Vision-Only Robot Navigation in a Neural Radiance World

Abstract

Neural Radiance Fields (NeRFs) have recently emerged as a powerful paradigm for the representation of natural, complex 3D scenes. NeRFs represent continuous volumetric density and RGB values in a neural network, and generate photo-realistic images from unseen camera viewpoints through ray tracing. We propose an algorithm for navigating a robot through a 3D environment represented as a NeRF using only an on-board RGB camera for localization. We assume the NeRF for the scene has been pre-trained offline, and the robot's objective is to navigate through unoccupied space in the NeRF to reach a goal pose. We introduce a trajectory optimization algorithm that avoids collisions with high-density regions in the NeRF based on a discrete time version of differential flatness that is amenable to constraining the robot's full pose and control inputs. We also introduce an optimization based filtering method to estimate 6DoF pose and velocities for the robot in the NeRF given only an onboard RGB camera. We combine the trajectory planner with the pose filter in an online replanning loop to give a vision-based robot navigation pipeline.
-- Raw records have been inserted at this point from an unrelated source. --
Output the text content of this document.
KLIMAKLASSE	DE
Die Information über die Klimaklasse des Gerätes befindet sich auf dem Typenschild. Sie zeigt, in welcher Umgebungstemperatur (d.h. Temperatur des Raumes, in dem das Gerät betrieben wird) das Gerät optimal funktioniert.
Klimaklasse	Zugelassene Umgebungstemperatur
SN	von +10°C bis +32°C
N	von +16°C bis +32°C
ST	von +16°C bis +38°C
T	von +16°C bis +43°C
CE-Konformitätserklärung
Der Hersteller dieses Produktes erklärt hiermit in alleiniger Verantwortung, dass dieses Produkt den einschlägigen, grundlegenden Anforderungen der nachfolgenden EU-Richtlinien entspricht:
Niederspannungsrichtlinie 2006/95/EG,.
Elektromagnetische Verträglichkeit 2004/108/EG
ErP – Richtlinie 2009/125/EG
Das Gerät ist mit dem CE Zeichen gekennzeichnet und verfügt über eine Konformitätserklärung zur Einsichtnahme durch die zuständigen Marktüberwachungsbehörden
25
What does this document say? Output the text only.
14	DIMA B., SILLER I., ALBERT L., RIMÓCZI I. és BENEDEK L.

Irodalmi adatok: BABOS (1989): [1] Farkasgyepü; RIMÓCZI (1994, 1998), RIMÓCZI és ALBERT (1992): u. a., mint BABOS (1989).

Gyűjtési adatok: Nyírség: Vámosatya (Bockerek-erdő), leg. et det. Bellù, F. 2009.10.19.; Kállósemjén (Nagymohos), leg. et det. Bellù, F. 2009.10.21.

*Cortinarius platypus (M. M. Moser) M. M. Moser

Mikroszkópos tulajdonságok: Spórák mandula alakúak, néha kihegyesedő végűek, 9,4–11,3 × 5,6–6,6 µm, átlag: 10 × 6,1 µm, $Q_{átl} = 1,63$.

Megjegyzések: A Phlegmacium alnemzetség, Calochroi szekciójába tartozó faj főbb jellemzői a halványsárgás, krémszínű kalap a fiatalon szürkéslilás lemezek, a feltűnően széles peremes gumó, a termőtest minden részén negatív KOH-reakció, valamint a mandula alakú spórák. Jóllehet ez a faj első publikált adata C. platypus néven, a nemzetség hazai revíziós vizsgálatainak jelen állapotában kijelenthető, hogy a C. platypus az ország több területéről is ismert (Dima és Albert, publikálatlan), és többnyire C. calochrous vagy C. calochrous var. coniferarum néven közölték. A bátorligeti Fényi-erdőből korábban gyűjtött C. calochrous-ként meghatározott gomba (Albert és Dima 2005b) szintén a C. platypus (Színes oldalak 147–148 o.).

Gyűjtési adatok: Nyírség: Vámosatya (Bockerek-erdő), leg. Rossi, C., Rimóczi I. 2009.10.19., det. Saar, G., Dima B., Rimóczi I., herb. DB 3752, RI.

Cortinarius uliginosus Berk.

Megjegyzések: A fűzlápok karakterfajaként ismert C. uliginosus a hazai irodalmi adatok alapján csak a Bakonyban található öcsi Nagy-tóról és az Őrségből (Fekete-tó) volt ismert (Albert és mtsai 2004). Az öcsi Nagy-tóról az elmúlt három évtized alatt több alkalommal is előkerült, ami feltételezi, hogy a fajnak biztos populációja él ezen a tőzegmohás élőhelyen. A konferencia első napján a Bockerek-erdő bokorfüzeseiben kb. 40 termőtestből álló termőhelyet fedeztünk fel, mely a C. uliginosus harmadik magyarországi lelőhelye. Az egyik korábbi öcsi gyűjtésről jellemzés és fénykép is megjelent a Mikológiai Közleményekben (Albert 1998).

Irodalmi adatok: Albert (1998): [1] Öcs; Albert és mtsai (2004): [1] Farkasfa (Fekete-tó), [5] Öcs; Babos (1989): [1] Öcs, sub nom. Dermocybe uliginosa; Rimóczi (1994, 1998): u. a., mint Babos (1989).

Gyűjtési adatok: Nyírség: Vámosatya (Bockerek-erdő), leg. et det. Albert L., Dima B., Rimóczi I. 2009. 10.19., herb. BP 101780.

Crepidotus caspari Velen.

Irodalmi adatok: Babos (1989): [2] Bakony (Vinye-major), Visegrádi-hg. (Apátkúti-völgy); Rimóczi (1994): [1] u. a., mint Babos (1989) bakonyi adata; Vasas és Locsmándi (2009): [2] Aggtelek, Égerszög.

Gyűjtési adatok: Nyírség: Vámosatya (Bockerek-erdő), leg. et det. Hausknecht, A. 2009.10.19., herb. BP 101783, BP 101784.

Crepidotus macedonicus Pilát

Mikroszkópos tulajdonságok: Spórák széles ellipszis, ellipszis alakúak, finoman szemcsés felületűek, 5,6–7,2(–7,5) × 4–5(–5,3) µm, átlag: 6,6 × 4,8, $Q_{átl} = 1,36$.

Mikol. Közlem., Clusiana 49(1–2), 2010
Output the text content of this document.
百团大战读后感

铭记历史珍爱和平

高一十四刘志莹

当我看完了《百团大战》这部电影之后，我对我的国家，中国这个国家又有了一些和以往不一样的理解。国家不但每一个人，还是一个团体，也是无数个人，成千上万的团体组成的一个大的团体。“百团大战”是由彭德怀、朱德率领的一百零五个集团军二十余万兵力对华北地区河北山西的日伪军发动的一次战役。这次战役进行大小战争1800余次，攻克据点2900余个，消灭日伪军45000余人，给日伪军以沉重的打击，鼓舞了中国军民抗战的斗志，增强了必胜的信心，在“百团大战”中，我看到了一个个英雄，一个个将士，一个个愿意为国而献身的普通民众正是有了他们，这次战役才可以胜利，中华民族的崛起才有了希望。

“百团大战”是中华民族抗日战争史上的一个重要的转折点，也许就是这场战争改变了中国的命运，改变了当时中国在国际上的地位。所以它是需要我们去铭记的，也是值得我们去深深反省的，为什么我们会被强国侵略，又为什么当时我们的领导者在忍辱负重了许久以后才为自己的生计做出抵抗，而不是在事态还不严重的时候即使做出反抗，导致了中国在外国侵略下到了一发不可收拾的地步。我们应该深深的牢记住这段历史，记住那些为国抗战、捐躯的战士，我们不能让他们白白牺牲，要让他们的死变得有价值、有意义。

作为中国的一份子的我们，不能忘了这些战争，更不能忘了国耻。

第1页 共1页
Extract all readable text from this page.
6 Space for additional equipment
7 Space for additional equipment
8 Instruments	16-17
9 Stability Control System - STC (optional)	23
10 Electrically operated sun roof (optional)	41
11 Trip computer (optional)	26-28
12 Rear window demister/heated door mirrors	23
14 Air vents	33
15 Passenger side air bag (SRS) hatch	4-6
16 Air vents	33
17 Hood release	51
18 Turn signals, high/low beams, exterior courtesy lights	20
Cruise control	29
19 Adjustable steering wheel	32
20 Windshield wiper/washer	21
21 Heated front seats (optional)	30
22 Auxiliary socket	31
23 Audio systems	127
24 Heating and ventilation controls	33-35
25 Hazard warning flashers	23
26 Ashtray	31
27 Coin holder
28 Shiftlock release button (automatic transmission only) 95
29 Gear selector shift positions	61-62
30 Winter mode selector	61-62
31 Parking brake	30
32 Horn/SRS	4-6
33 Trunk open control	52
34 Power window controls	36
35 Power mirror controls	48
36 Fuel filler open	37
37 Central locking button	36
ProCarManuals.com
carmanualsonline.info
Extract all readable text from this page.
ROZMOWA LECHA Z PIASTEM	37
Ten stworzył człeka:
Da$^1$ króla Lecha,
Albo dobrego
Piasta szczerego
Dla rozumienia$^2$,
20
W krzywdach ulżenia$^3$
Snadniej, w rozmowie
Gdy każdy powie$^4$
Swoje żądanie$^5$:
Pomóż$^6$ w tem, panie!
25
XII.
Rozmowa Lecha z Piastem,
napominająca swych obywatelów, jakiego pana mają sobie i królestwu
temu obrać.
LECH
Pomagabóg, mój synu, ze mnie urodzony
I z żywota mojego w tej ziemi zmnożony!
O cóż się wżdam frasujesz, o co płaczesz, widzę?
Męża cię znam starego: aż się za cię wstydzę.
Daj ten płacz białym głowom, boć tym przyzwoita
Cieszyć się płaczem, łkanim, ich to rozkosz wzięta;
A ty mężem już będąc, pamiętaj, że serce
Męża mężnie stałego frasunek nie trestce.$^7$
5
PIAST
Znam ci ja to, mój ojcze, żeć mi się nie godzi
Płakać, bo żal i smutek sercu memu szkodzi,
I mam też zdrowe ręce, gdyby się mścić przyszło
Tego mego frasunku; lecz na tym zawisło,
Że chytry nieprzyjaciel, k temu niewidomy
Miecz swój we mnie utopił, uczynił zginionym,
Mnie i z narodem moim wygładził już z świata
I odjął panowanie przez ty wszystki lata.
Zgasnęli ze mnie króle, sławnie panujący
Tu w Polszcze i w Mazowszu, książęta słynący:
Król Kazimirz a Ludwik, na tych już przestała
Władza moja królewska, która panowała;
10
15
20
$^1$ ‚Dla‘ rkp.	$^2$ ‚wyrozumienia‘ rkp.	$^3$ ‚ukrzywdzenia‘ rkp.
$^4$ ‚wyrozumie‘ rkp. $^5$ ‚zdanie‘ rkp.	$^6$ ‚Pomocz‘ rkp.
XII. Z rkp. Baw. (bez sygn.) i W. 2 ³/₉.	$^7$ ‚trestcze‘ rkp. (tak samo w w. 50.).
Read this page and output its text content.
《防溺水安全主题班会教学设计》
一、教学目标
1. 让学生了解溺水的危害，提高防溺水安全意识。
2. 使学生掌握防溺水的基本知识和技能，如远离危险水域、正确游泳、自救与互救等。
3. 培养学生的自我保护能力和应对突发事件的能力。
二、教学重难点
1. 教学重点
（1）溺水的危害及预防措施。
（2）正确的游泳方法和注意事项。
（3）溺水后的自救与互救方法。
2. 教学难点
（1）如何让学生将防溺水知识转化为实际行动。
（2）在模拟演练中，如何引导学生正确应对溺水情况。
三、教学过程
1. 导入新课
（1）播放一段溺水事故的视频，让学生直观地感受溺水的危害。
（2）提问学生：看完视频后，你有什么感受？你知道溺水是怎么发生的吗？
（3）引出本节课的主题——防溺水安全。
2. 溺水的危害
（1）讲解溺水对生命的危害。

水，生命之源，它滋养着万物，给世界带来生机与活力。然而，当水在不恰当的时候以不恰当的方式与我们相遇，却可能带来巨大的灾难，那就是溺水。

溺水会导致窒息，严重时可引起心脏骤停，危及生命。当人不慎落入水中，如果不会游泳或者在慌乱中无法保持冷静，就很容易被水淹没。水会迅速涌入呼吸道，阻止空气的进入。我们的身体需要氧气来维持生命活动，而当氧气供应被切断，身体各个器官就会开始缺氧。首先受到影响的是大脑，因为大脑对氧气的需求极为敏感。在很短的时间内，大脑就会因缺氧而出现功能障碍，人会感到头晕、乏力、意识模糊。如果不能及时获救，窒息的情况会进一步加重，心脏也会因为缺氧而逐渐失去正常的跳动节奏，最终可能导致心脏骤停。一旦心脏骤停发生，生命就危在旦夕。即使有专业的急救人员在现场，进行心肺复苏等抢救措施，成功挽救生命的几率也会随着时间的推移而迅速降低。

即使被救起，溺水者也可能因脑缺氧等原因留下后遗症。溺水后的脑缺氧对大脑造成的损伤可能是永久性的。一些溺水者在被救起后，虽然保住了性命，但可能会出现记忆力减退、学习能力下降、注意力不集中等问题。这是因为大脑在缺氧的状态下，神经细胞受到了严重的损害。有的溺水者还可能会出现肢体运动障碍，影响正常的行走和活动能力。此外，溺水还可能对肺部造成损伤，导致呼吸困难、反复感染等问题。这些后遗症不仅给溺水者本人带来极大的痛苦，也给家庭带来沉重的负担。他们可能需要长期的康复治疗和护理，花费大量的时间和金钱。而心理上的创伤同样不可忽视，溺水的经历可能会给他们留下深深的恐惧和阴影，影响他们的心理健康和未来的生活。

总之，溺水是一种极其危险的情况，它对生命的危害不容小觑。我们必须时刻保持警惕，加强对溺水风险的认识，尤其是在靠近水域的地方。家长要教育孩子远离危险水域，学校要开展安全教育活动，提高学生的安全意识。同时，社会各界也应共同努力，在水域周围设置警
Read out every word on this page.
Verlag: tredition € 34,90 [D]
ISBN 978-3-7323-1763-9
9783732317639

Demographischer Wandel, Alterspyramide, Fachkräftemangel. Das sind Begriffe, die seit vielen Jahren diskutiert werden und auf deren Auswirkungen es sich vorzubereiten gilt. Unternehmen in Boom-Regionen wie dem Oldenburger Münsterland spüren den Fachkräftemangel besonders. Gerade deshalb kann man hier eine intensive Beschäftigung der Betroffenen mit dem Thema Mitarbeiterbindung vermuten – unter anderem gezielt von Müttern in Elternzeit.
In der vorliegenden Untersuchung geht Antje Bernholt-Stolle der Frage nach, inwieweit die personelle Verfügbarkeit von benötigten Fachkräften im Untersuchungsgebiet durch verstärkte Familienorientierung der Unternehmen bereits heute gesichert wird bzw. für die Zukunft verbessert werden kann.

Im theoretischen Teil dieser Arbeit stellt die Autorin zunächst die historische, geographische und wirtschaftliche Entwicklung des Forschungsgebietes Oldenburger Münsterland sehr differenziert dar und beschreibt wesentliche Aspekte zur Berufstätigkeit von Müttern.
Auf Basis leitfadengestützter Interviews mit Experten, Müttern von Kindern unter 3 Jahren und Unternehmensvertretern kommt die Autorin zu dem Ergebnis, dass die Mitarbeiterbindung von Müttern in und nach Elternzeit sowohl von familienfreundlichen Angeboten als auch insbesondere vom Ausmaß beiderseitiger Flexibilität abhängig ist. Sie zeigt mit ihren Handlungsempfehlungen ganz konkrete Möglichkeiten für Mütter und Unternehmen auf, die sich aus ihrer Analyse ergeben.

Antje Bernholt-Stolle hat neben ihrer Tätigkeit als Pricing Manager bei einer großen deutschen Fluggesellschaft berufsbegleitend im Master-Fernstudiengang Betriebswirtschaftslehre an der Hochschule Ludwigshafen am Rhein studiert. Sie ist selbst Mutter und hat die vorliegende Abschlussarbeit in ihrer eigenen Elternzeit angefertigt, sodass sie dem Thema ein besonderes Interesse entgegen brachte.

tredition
We present simulation results with a quadrotor robot navigating through a jungle gym environment, the inside of a church, and Stonehenge using only an RGB camera. We also demonstrate an omnidirectional ground robot navigating through the church, requiring it to reorient to fit through the narrow gap.

[abstract]

Trajectory Optimizer

We propose a trajectory optimizer which uses a NeRF representation of the environment to encode obstacle geometry. As shown above, we initialize our planner with an A* search, and then use gradient descent to refine the trajectory to one which is dynamically feasible and minimizes both collision and control effort.

State Estimator

We also propose a NeRF-based recursive state estimator, which uses the neural rendering process as a differentiable measurement model. Our method shows fast convergence to the true state (shown above, as the transparent “estimated” image, generated via neural rendering, converges to the opaque ground truth image), and is able to estimate the full robot state, including both 6D pose as well as linear and angular rates.

MPC Controller

A drone flies through Stonehenge. Using our proposed method, it can replan online to account for unexpected disturbances and avoid collision.

We can combine the trajectory optimiser and state estimator into a controller capable of localising and dynamically re-optimising the trajectory to reject noise and disturbances.